Party Ideology Added to Charter for China’s Bar Association
A recent announcement from China’s bar association reveals that the Chinese regime will now keep lawyers on a tight leash.
All China Lawyers Association (ACLA), a state-controlled bar association established in 1986 under the authority of the Ministry of Justice, held its ninth national meeting on July 1. The meeting is held every four years, mainly for the purpose of selecting new leadership to run the association.
Currently, the association is headed by Wang Junfeng, a lawyer and a former delegate to the National Committee of the Chinese People’s Political Consultative Conference (CPPCC), a largely ornamental political advisory body to the central government.
This year, the association made amendments to its charter by adding Party ideology, according to a July 2 post on the ACLA’s website.
The new charter now includes the principle that “socialism with Chinese characteristics in the new era under Chinese leader Xi Jinping” will serve as a guideline for its member lawyers. Additionally, members must “uphold the authority of central authorities with Xi Jinping as the core leader.”
In other words, the charter calls on member lawyers to follow Xi’s party doctrine, which was enshrined into the Chinese Communist Party’s constitution in October 2017 during the 19th National People’s Congress. Xi is the only leader aside from Mao Zedong to have his name attached to an ideology in the Party constitution while still in power.
The bar association’s decision to include this provision in their charter is an escalation of Party control over the legal profession. In recent years, scores of lawyers have been the target of persecution by the Chinese regime due to their work for clients who are abused by Chinese authorities, most notably in July 2015 when hundreds were rounded up nationwide in an attempt to intimidate them into silence.
Speaking at the meeting, Fu Zhenghua, China’s justice minister, made it clear that lawyers would have to toe the Party line: member lawyers should “listen to the Party” and “follow the Party,” he said, adding that individuals making “inappropriate remarks” that could affect the entire profession would also be strictly prohibited.
“This is a step back for democracy in China,” said Zou Huili, a Chinese lawyer, in an interview with Radio Free Asia (RFA) about the new charter change.
Peng Yonghe, a lawyer based in Shanghai, explained that in China, where “the Communist Party dictates all aspects of society” and there is no true separation of powers, inherent conflicts between rule of law and political ideology are seen as threatening to the Party’s rule.
On July 2, Chinese state-run media Xinhua reported that more and more lawyers were becoming members of the Chinese Communist Party (CCP), citing data provided by the ALCA at a meeting in February.

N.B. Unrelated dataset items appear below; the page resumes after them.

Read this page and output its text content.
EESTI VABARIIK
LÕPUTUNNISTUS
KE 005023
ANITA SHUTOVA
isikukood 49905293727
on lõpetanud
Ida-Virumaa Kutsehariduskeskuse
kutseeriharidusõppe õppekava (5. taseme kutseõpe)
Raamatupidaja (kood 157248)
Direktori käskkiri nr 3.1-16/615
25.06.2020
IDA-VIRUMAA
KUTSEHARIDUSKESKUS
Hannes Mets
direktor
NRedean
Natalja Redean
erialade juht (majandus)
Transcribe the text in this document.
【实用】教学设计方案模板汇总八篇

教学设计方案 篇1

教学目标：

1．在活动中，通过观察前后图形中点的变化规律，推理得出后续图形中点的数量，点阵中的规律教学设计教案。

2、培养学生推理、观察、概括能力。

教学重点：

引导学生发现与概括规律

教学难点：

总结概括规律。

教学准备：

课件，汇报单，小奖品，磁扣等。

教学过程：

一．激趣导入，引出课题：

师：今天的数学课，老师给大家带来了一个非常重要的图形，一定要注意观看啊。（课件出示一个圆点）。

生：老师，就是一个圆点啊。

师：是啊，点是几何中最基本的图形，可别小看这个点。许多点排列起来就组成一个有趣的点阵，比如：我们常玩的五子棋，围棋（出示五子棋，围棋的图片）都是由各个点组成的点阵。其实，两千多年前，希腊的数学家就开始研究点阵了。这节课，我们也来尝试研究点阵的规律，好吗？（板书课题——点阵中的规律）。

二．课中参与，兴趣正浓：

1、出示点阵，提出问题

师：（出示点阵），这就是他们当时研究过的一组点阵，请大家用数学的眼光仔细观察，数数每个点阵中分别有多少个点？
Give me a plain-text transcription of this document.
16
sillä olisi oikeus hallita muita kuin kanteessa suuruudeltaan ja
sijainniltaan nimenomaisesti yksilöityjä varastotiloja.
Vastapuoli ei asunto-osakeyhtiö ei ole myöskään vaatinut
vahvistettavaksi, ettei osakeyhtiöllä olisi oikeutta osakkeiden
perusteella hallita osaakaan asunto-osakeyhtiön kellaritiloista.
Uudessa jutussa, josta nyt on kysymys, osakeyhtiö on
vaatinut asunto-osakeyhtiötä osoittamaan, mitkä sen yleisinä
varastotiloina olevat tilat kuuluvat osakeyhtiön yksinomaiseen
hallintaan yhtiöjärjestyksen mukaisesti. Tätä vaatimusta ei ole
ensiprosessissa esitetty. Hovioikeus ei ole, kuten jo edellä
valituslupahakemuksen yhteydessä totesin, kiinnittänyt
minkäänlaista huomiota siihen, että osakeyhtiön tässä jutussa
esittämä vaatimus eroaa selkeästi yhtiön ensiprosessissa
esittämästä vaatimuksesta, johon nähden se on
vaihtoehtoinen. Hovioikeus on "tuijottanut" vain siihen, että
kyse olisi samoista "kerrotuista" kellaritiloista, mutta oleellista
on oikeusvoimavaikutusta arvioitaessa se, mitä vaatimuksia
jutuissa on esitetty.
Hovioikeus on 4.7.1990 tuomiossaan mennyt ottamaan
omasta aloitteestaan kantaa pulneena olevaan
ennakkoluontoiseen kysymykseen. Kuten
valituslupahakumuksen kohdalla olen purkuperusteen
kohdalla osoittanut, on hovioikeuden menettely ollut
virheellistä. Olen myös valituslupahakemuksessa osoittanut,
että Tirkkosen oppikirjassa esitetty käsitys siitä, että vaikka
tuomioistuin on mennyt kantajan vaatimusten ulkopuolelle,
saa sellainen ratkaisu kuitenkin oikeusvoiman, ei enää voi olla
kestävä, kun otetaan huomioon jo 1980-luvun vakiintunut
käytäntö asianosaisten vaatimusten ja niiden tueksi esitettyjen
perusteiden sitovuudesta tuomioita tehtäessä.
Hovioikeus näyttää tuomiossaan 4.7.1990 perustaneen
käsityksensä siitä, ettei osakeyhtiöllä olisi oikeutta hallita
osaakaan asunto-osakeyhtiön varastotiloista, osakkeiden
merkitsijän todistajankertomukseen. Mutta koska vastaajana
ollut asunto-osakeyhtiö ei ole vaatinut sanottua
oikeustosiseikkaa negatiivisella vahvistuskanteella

As of the end of 2017, there were more than 365,000 lawyers in China, among whom 117,000 were CCP members. That represents an increase of 11.5 percent and 18.2 percent, respectively, compared to the year prior.
Currently, Party committees have been set up at local lawyer associations in 31 provinces, regions, and municipalities, according to Xinhua. These committees are set up at workplaces, organizations, and schools to monitor citizens’ activities and ensure they follow Party policies.